On November 21, 2016 at 11:25:40 AM, Marcus D. Hanwell 
(marcus.hanw...@kitware.com<mailto:marcus.hanw...@kitware.com>) wrote:
Something like (made up and not validated):

{
"molecule": "myMolecule",
"inchi": "correctInChI_here",
"name": "friendlyName",
"atoms": [ { "atomicNumber': 4, "atomicSymbol": "Be", "x3": 1.1,
"y3": 1.1, "z3": 0.0, "label": "a1", "customLabel": "Bob" },
{ "atomicNumber': 6, "atomicSymbol": "C", "x3":
0.0, "y3": 0.0, "z3": 0.0, "label": "a2" } ],
"bonds": [ { "label": "b1", "order": 1, "connections": [ "a1", "a2" ] } ],
"properties": { "propertyKey": "valuePair" }
}

So I agree that going to an object like the above would be a pretty standard 
verbose form of JSON and it also has some obvious advantages… For example, in 
the current structure, if you added a new set of atom coords but forgot to add 
the element #, you cannot tell which atom is missing an element #, but in the 
above JSON you can immediately tell because all the data for an atom is grouped 
together.

But I definitely wasn’t trying to encourage a redesign of the entire CJSON 
format (which seems like huge overkill), which is why all I suggested was 
breaking the atoms coords and the bonds into tuples so they’re grouped. That 
would be enough to make the format explicit,  and allow us to index all the 
field arrays (i.e. atom coords, atom elements, etc) by the same index to get 
all the fields associated with that atom. So 'coords[3]’ would refer to the 
coords of the third atom, and 'element[3]’ would refer to the element of the 
third atom.

I’m ok with this being a variation of the format (i.e. adding this as an 
optional tuple version, along with the version bump) if that makes the most 
sense to you all. I still don’t have a great idea where else this format is 
being used so I’m happy to leave the final decision to all of you who know 
better where and how CJSON is being used.

Paul







You could condense the x, y, z into a vector of length 3. You can then
just query each atom/bond object, you still need some API to do the
lookup of bond connections to atoms. At which point I wonder if you
might be better off just developing a little utility code to sit above
the format.

I can see the temptation to use JSON as an interface due to the
Python/JavaScript language support. Having gone down the path of
everything is an object before I wanted to pursue a different path,
but see some utility in the first year grad student model.
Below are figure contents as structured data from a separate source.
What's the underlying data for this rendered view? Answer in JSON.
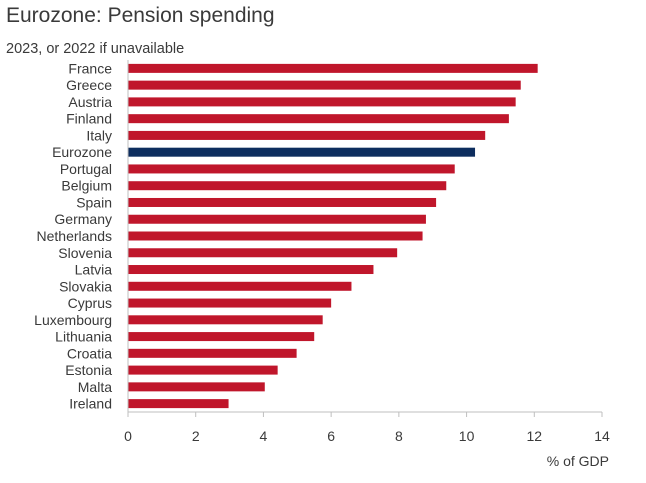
{
  "chart_data": {
    "type": "bar",
    "orientation": "horizontal",
    "title": "Eurozone: Pension spending",
    "subtitle": "2023, or 2022 if unavailable",
    "xlabel": "% of GDP",
    "xlim": [
      0,
      14
    ],
    "xticks": [
      0,
      2,
      4,
      6,
      8,
      10,
      12,
      14
    ],
    "grid": false,
    "categories": [
      "France",
      "Greece",
      "Austria",
      "Finland",
      "Italy",
      "Eurozone",
      "Portugal",
      "Belgium",
      "Spain",
      "Germany",
      "Netherlands",
      "Slovenia",
      "Latvia",
      "Slovakia",
      "Cyprus",
      "Luxembourg",
      "Lithuania",
      "Croatia",
      "Estonia",
      "Malta",
      "Ireland"
    ],
    "values": [
      12.1,
      11.6,
      11.45,
      11.25,
      10.55,
      10.25,
      9.65,
      9.4,
      9.1,
      8.8,
      8.7,
      7.95,
      7.25,
      6.6,
      6.0,
      5.75,
      5.5,
      4.98,
      4.42,
      4.04,
      2.97
    ],
    "highlight": "Eurozone",
    "colors": {
      "default": "#c0162b",
      "highlight": "#0d2d5e",
      "axis": "#bfbfbf"
    }
  }
}
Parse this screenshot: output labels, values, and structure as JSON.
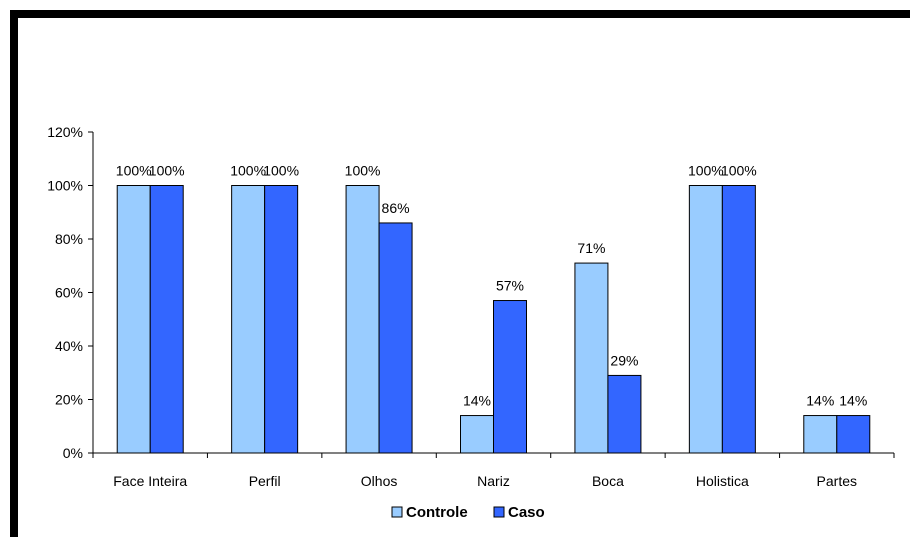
{
  "chart_data": {
    "type": "bar",
    "title": "",
    "xlabel": "",
    "ylabel": "",
    "categories": [
      "Face Inteira",
      "Perfil",
      "Olhos",
      "Nariz",
      "Boca",
      "Holistica",
      "Partes"
    ],
    "series": [
      {
        "name": "Controle",
        "color": "#99ccff",
        "values": [
          100,
          100,
          100,
          14,
          71,
          100,
          14
        ]
      },
      {
        "name": "Caso",
        "color": "#3366ff",
        "values": [
          100,
          100,
          86,
          57,
          29,
          100,
          14
        ]
      }
    ],
    "ylim": [
      0,
      120
    ],
    "yticks": [
      0,
      20,
      40,
      60,
      80,
      100,
      120
    ],
    "value_suffix": "%",
    "grid": false,
    "legend_position": "bottom-center"
  }
}
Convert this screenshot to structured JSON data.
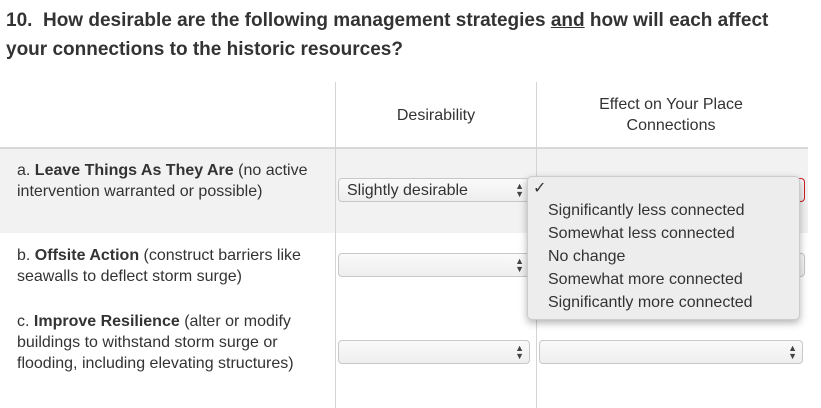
{
  "question": {
    "number": "10.",
    "text_before": "How desirable are the following management strategies",
    "underlined": "and",
    "text_after": "how will each affect your connections to the historic resources?"
  },
  "columns": {
    "desirability": "Desirability",
    "effect": "Effect on Your Place Connections"
  },
  "rows": [
    {
      "letter": "a.",
      "title": "Leave Things As They Are",
      "desc": "(no active intervention warranted or possible)",
      "desirability": "Slightly desirable",
      "effect": ""
    },
    {
      "letter": "b.",
      "title": "Offsite Action",
      "desc": "(construct barriers like seawalls to deflect storm surge)",
      "desirability": "",
      "effect": ""
    },
    {
      "letter": "c.",
      "title": "Improve Resilience",
      "desc": "(alter or modify buildings to withstand storm surge or flooding, including elevating structures)",
      "desirability": "",
      "effect": ""
    }
  ],
  "dropdown": {
    "checkmark": "✓",
    "options": [
      "Significantly less connected",
      "Somewhat less connected",
      "No change",
      "Somewhat more connected",
      "Significantly more connected"
    ]
  },
  "colors": {
    "error_border": "#cc2222",
    "row_highlight": "#f2f2f2"
  }
}
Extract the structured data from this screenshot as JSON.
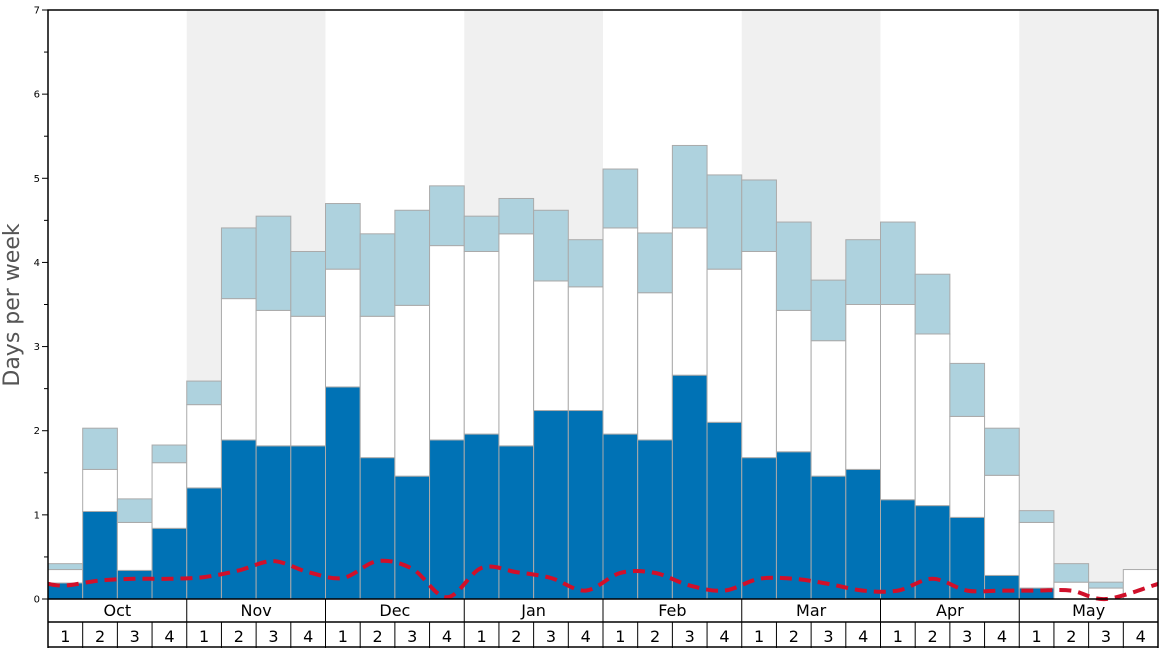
{
  "chart_data": {
    "type": "bar",
    "stacked": true,
    "ylabel": "Days per week",
    "ylim": [
      0,
      7
    ],
    "yticks": [
      "0",
      "1",
      "2",
      "3",
      "4",
      "5",
      "6",
      "7"
    ],
    "months": [
      "Oct",
      "Nov",
      "Dec",
      "Jan",
      "Feb",
      "Mar",
      "Apr",
      "May"
    ],
    "week_labels": [
      "1",
      "2",
      "3",
      "4"
    ],
    "shaded_months": [
      "Nov",
      "Jan",
      "Mar",
      "May"
    ],
    "colors": {
      "dark": "#0072b5",
      "middle": "#ffffff",
      "light": "#aed2de",
      "line": "#d0102a",
      "shade": "#f0f0f0",
      "bar_border": "#aaaaaa"
    },
    "series": [
      {
        "key": "dark",
        "values": [
          0.19,
          1.04,
          0.34,
          0.84,
          1.32,
          1.89,
          1.82,
          1.82,
          2.52,
          1.68,
          1.46,
          1.89,
          1.96,
          1.82,
          2.24,
          2.24,
          1.96,
          1.89,
          2.66,
          2.1,
          1.68,
          1.75,
          1.46,
          1.54,
          1.18,
          1.11,
          0.97,
          0.28,
          0.13,
          0.0,
          0.0,
          0.0
        ]
      },
      {
        "key": "middle",
        "values": [
          0.16,
          0.5,
          0.57,
          0.78,
          0.99,
          1.68,
          1.61,
          1.54,
          1.4,
          1.68,
          2.03,
          2.31,
          2.17,
          2.52,
          1.54,
          1.47,
          2.45,
          1.75,
          1.75,
          1.82,
          2.45,
          1.68,
          1.61,
          1.96,
          2.32,
          2.04,
          1.2,
          1.19,
          0.78,
          0.2,
          0.13,
          0.35
        ]
      },
      {
        "key": "light",
        "values": [
          0.07,
          0.49,
          0.28,
          0.21,
          0.28,
          0.84,
          1.12,
          0.77,
          0.78,
          0.98,
          1.13,
          0.71,
          0.42,
          0.42,
          0.84,
          0.56,
          0.7,
          0.71,
          0.98,
          1.12,
          0.85,
          1.05,
          0.72,
          0.77,
          0.98,
          0.71,
          0.63,
          0.56,
          0.14,
          0.22,
          0.07,
          0.0
        ]
      }
    ],
    "line_values": [
      0.18,
      0.16,
      0.22,
      0.24,
      0.24,
      0.26,
      0.34,
      0.45,
      0.32,
      0.25,
      0.45,
      0.36,
      0.02,
      0.37,
      0.32,
      0.25,
      0.1,
      0.31,
      0.31,
      0.16,
      0.1,
      0.24,
      0.24,
      0.18,
      0.1,
      0.1,
      0.24,
      0.1,
      0.1,
      0.1,
      0.1,
      0.0,
      0.18
    ]
  }
}
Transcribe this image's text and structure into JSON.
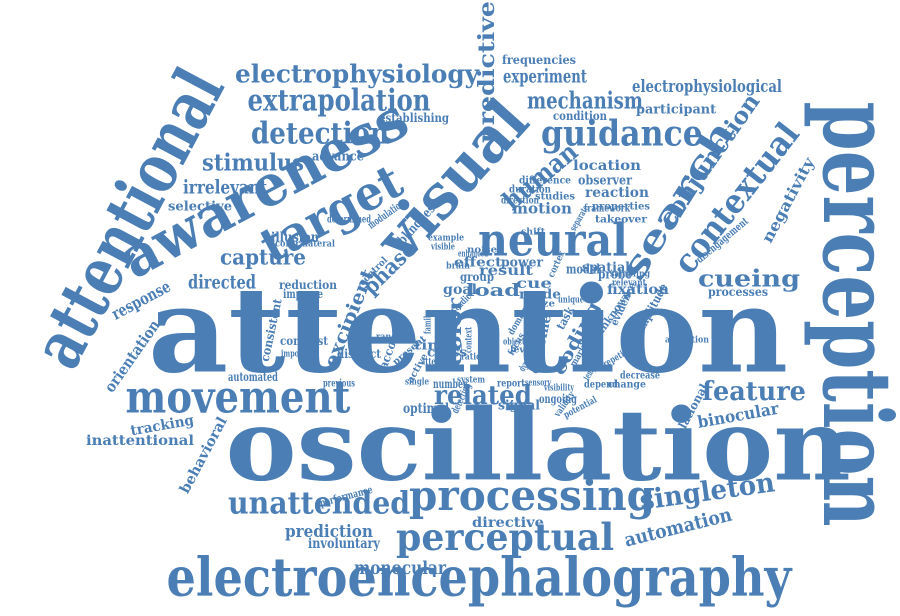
{
  "color": "#4a7eb5",
  "words": [
    {
      "text": "attention"
    },
    {
      "text": "oscillation"
    },
    {
      "text": "perception"
    },
    {
      "text": "electroencephalography"
    },
    {
      "text": "attentional"
    },
    {
      "text": "awareness"
    },
    {
      "text": "visual"
    },
    {
      "text": "processing"
    },
    {
      "text": "movement"
    },
    {
      "text": "neural"
    },
    {
      "text": "target"
    },
    {
      "text": "perceptual"
    },
    {
      "text": "search"
    },
    {
      "text": "contextual"
    },
    {
      "text": "guidance"
    },
    {
      "text": "detection"
    },
    {
      "text": "extrapolation"
    },
    {
      "text": "electrophysiology"
    },
    {
      "text": "unattended"
    },
    {
      "text": "predictive"
    },
    {
      "text": "singleton"
    },
    {
      "text": "feature"
    },
    {
      "text": "cueing"
    },
    {
      "text": "human"
    },
    {
      "text": "conjunction"
    },
    {
      "text": "mechanism"
    },
    {
      "text": "stimulus"
    },
    {
      "text": "experiment"
    },
    {
      "text": "related"
    },
    {
      "text": "electrophysiological"
    },
    {
      "text": "automation"
    },
    {
      "text": "capture"
    },
    {
      "text": "directed"
    },
    {
      "text": "irrelevant"
    },
    {
      "text": "phase"
    },
    {
      "text": "excipient"
    },
    {
      "text": "color"
    },
    {
      "text": "coding"
    },
    {
      "text": "response"
    },
    {
      "text": "orientation"
    },
    {
      "text": "behavioral"
    },
    {
      "text": "monocular"
    },
    {
      "text": "prediction"
    },
    {
      "text": "involuntary"
    },
    {
      "text": "directive"
    },
    {
      "text": "inattentional"
    },
    {
      "text": "tracking"
    },
    {
      "text": "binocular"
    },
    {
      "text": "negativity"
    },
    {
      "text": "participant"
    },
    {
      "text": "location"
    },
    {
      "text": "advance"
    },
    {
      "text": "selective"
    },
    {
      "text": "motion"
    },
    {
      "text": "reaction"
    },
    {
      "text": "observer"
    },
    {
      "text": "condition"
    },
    {
      "text": "frequencies"
    },
    {
      "text": "load"
    },
    {
      "text": "goal"
    },
    {
      "text": "result"
    },
    {
      "text": "spatial"
    },
    {
      "text": "power"
    },
    {
      "text": "cue"
    },
    {
      "text": "mode"
    },
    {
      "text": "modal"
    },
    {
      "text": "fixation"
    },
    {
      "text": "probe"
    },
    {
      "text": "effect"
    },
    {
      "text": "group"
    },
    {
      "text": "blindness"
    },
    {
      "text": "illusion"
    },
    {
      "text": "establishing"
    },
    {
      "text": "processes"
    },
    {
      "text": "amplitude"
    },
    {
      "text": "relational"
    },
    {
      "text": "caffeine"
    },
    {
      "text": "optimal"
    },
    {
      "text": "signal"
    },
    {
      "text": "time"
    },
    {
      "text": "cross"
    },
    {
      "text": "account"
    },
    {
      "text": "task"
    },
    {
      "text": "contrast"
    },
    {
      "text": "consistent"
    },
    {
      "text": "automated"
    },
    {
      "text": "reduction"
    },
    {
      "text": "improve"
    },
    {
      "text": "distinct"
    },
    {
      "text": "previous"
    },
    {
      "text": "number"
    },
    {
      "text": "detecting"
    },
    {
      "text": "report"
    },
    {
      "text": "ongoing"
    },
    {
      "text": "difference"
    },
    {
      "text": "duration"
    },
    {
      "text": "studies"
    },
    {
      "text": "properties"
    },
    {
      "text": "takeover"
    },
    {
      "text": "framework"
    },
    {
      "text": "disengagement"
    },
    {
      "text": "determined"
    },
    {
      "text": "modulation"
    },
    {
      "text": "contralateral"
    },
    {
      "text": "unknown"
    },
    {
      "text": "evidence"
    },
    {
      "text": "allocation"
    },
    {
      "text": "decrease"
    },
    {
      "text": "depend"
    },
    {
      "text": "change"
    },
    {
      "text": "performance"
    },
    {
      "text": "important"
    },
    {
      "text": "present"
    },
    {
      "text": "range"
    },
    {
      "text": "ratio"
    },
    {
      "text": "sampling"
    },
    {
      "text": "relevant"
    },
    {
      "text": "direction"
    },
    {
      "text": "active"
    },
    {
      "text": "potential"
    },
    {
      "text": "system"
    },
    {
      "text": "context"
    },
    {
      "text": "validity"
    },
    {
      "text": "marker"
    },
    {
      "text": "temporal"
    },
    {
      "text": "sensory"
    },
    {
      "text": "repetition"
    },
    {
      "text": "size"
    },
    {
      "text": "role"
    },
    {
      "text": "brain"
    },
    {
      "text": "field"
    },
    {
      "text": "unique"
    },
    {
      "text": "parietal"
    },
    {
      "text": "saccadic"
    },
    {
      "text": "control"
    },
    {
      "text": "noise"
    },
    {
      "text": "single"
    },
    {
      "text": "visible"
    },
    {
      "text": "domain"
    },
    {
      "text": "object"
    },
    {
      "text": "attend"
    },
    {
      "text": "family"
    },
    {
      "text": "enhanced"
    },
    {
      "text": "example"
    },
    {
      "text": "shift"
    },
    {
      "text": "array"
    },
    {
      "text": "dynamic"
    },
    {
      "text": "focus"
    },
    {
      "text": "level"
    },
    {
      "text": "cortex"
    },
    {
      "text": "separate"
    },
    {
      "text": "visibility"
    },
    {
      "text": "conscious"
    },
    {
      "text": "display"
    }
  ]
}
I think for
me I would focus on two distinct use cases rather than try to put
everything into one approach - it should be relatively simple to move
between them.

I am trying to finish writing up a paper that among other things looks
at these two different approaches, but I guess I err on the side of
minimalism. This type of thing is more amenable to the use the format
as API style approach, and if I spent more time in Python/JavaScript
may be something I would be more inclined to use. It wouldn't be hard
to support both, and part of me would like to benchmark and look at
storage implications out of curiosity.